ISTANBUL: Turkish officials will travel to Gulf states to attract foreign investment, Prime Minister Tayyip Erdogan said yesterday.
Turkey, which has grown strongly since 2001, is highly susceptible to external shocks and has seen a rapid flight of capital since the current global economic crisis turned investors sour on riskier emerging markets.
Turkey has attracted some $12 billion in the first 10 months of the year and is targeting $15bn by the end of the year, sharply lower than investment of $22bn last year.
"We are holding talks with global capital players, after the Eid holiday we will be heading to the Gulf and neighbouring countries, in order to continue our talks," Erdogan said.
Turkey has been trying to strengthen ties with its Islamic neighbours, including the Gulf states.
Turkey has also been in talks with the International Monetary Fund for a new agreement, after its last $10bn loan deal expired last May.
A Moody's analyst said the country would fall into recession without funds from the global lender.
But Turkey has denied that it could face a recession, and Erdogan has said that he has been looking into swap facilities with other countries in order to soothe markets.
Business leaders have criticised the government for failing to act to prevent the crisis from hitting Turkey's real economy.

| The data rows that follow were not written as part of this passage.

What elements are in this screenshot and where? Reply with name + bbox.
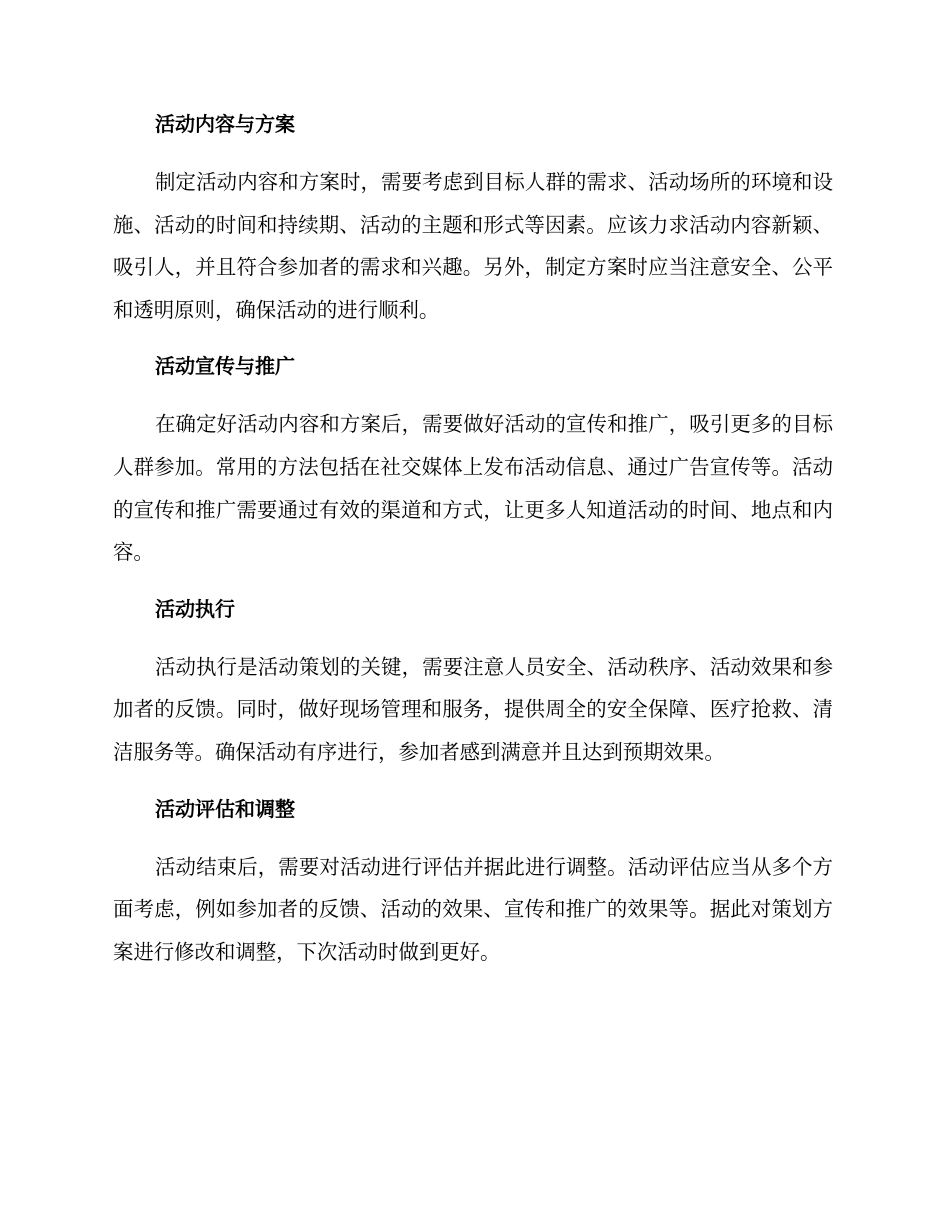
section-heading: 活动宣传与推广	[155, 354, 295, 379]
section-paragraph: 活动执行是活动策划的关键，需要注意人员安全、活动秩序、活动效果和参加者的反馈。同时，做好现场管理和服务，提供周全的安全保障、医疗抢救、清洁服务等。确保活动有序进行，参加者感到满意并且达到预期效果。	[113, 654, 833, 764]
section-paragraph: 活动结束后，需要对活动进行评估并据此进行调整。活动评估应当从多个方面考虑，例如参加者的反馈、活动的效果、宣传和推广的效果等。据此对策划方案进行修改和调整，下次活动时做到更好。	[113, 854, 833, 964]
section-evaluation	[113, 789, 833, 974]
section-heading: 活动评估和调整	[155, 796, 295, 821]
section-paragraph: 在确定好活动内容和方案后，需要做好活动的宣传和推广，吸引更多的目标人群参加。常用的方法包括在社交媒体上发布活动信息、通过广告宣传等。活动的宣传和推广需要通过有效的渠道和方式，让更多人知道活动的时间、地点和内容。	[113, 412, 833, 565]
section-content-plan	[113, 104, 833, 331]
section-execution	[113, 589, 833, 774]
section-heading: 活动内容与方案	[155, 112, 295, 136]
section-paragraph: 制定活动内容和方案时，需要考虑到目标人群的需求、活动场所的环境和设施、活动的时间和持续期、活动的主题和形式等因素。应该力求活动内容新颖、吸引人，并且符合参加者的需求和兴趣。另外，制定方案时应当注意安全、公平和透明原则，确保活动的进行顺利。	[113, 170, 833, 322]
section-promotion	[113, 346, 833, 573]
section-heading: 活动执行	[155, 596, 235, 621]
document-page	[113, 104, 833, 988]
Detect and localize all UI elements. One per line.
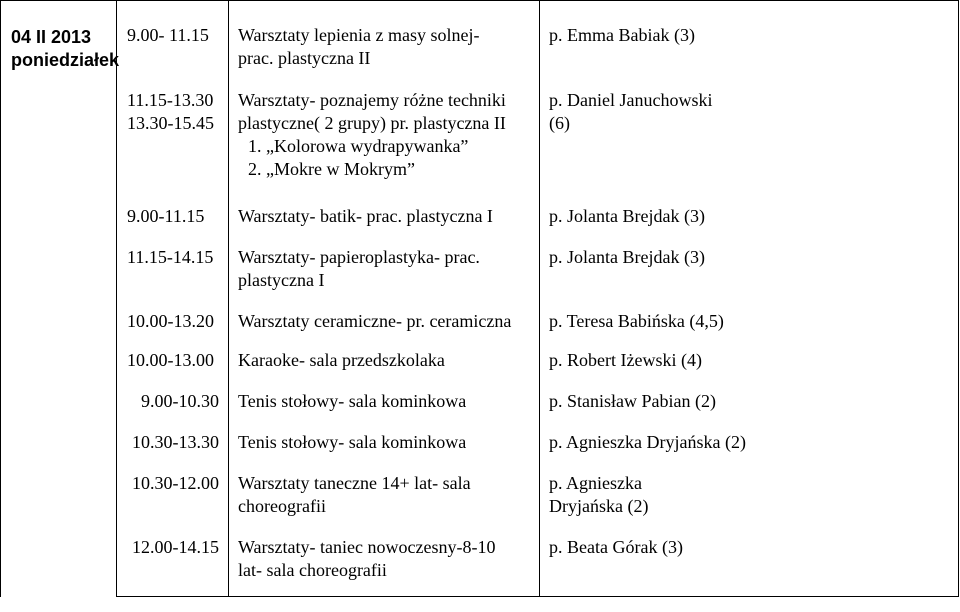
activity-text: Warsztaty lepienia z masy solnej- [238, 25, 480, 45]
instructor-text: p. Robert Iżewski (4) [549, 350, 702, 370]
activity-text: choreografii [238, 496, 326, 516]
instructor-text: p. Beata Górak (3) [549, 537, 683, 557]
instructor-text: p. Agnieszka Dryjańska (2) [549, 432, 746, 452]
table-row [1, 431, 959, 472]
instructor-cell [540, 205, 959, 242]
instructor-text: p. Jolanta Brejdak (3) [549, 206, 705, 226]
instructor-cell [540, 536, 959, 597]
activity-cell [229, 85, 540, 205]
activity-cell [229, 431, 540, 472]
date-text: 04 II 2013 [11, 27, 92, 47]
time-cell [117, 390, 229, 431]
activity-list [238, 135, 529, 181]
time-cell [117, 472, 229, 536]
time-text: 9.00-10.30 [141, 391, 219, 411]
instructor-cell [540, 242, 959, 310]
time-text: 9.00- 11.15 [127, 25, 209, 45]
activity-text: plastyczna I [238, 270, 325, 290]
instructor-text: (6) [549, 113, 570, 133]
time-cell [117, 536, 229, 597]
instructor-text: p. Daniel Januchowski [549, 90, 713, 110]
activity-cell [229, 472, 540, 536]
table-row [1, 85, 959, 205]
table-row [1, 472, 959, 536]
activity-text: Tenis stołowy- sala kominkowa [238, 432, 467, 452]
weekday-text: poniedziałek [11, 50, 120, 70]
table-row [1, 349, 959, 390]
activity-cell [229, 242, 540, 310]
activity-cell [229, 536, 540, 597]
activity-cell [229, 349, 540, 390]
instructor-cell [540, 1, 959, 86]
activity-cell [229, 390, 540, 431]
time-text: 9.00-11.15 [127, 206, 205, 226]
list-item: 2. „Mokre w Mokrym” [266, 158, 529, 181]
activity-cell [229, 205, 540, 242]
instructor-text: p. Emma Babiak (3) [549, 25, 695, 45]
table-row [1, 1, 959, 86]
table-row [1, 536, 959, 597]
time-cell [117, 1, 229, 86]
time-cell [117, 431, 229, 472]
table-row [1, 310, 959, 349]
table-row [1, 242, 959, 310]
instructor-cell [540, 85, 959, 205]
time-text: 10.30-13.30 [132, 432, 219, 452]
time-text: 10.30-12.00 [132, 473, 219, 493]
time-text: 11.15-13.30 [127, 90, 214, 110]
table-row [1, 390, 959, 431]
activity-text: prac. plastyczna II [238, 48, 371, 68]
time-text: 10.00-13.00 [127, 350, 214, 370]
time-cell [117, 205, 229, 242]
activity-text: Warsztaty- batik- prac. plastyczna I [238, 206, 493, 226]
time-cell [117, 349, 229, 390]
date-cell [1, 1, 120, 597]
activity-text: Warsztaty- papieroplastyka- prac. [238, 247, 480, 267]
instructor-text: p. Jolanta Brejdak (3) [549, 247, 705, 267]
instructor-cell [540, 431, 959, 472]
list-item: 1. „Kolorowa wydrapywanka” [266, 135, 529, 158]
time-text: 10.00-13.20 [127, 311, 214, 331]
instructor-text: Dryjańska (2) [549, 496, 649, 516]
activity-text: lat- sala choreografii [238, 560, 387, 580]
activity-text: Warsztaty- taniec nowoczesny-8-10 [238, 537, 496, 557]
activity-text: Warsztaty ceramiczne- pr. ceramiczna [238, 311, 512, 331]
instructor-cell [540, 310, 959, 349]
activity-text: Warsztaty taneczne 14+ lat- sala [238, 473, 471, 493]
time-text: 13.30-15.45 [127, 113, 214, 133]
activity-cell [229, 310, 540, 349]
time-cell [117, 310, 229, 349]
time-cell [117, 242, 229, 310]
instructor-text: p. Agnieszka [549, 473, 642, 493]
time-text: 11.15-14.15 [127, 247, 214, 267]
activity-cell [229, 1, 540, 86]
instructor-text: p. Teresa Babińska (4,5) [549, 311, 724, 331]
instructor-cell [540, 472, 959, 536]
activity-text: Tenis stołowy- sala kominkowa [238, 391, 467, 411]
instructor-text: p. Stanisław Pabian (2) [549, 391, 716, 411]
time-text: 12.00-14.15 [132, 537, 219, 557]
instructor-cell [540, 390, 959, 431]
activity-text: Warsztaty- poznajemy różne techniki [238, 90, 506, 110]
activity-text: plastyczne( 2 grupy) pr. plastyczna II [238, 113, 506, 133]
instructor-cell [540, 349, 959, 390]
time-cell [117, 85, 229, 205]
table-row [1, 205, 959, 242]
activity-text: Karaoke- sala przedszkolaka [238, 350, 445, 370]
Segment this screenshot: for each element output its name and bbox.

Government sources have said they expect flat growth next year with lower demand from Turkey's large industrial sector and lower demand at home and abroad.
Erdogan also said that the government was not planning on raising value-added taxes on certain items, including foods.
"There are no such plans. Never, not on food. I don't think so," said Erdogan.
Government officials that the IMF wants Turkey to raise value added taxes on certain items to 18 per cent from a current 8pc.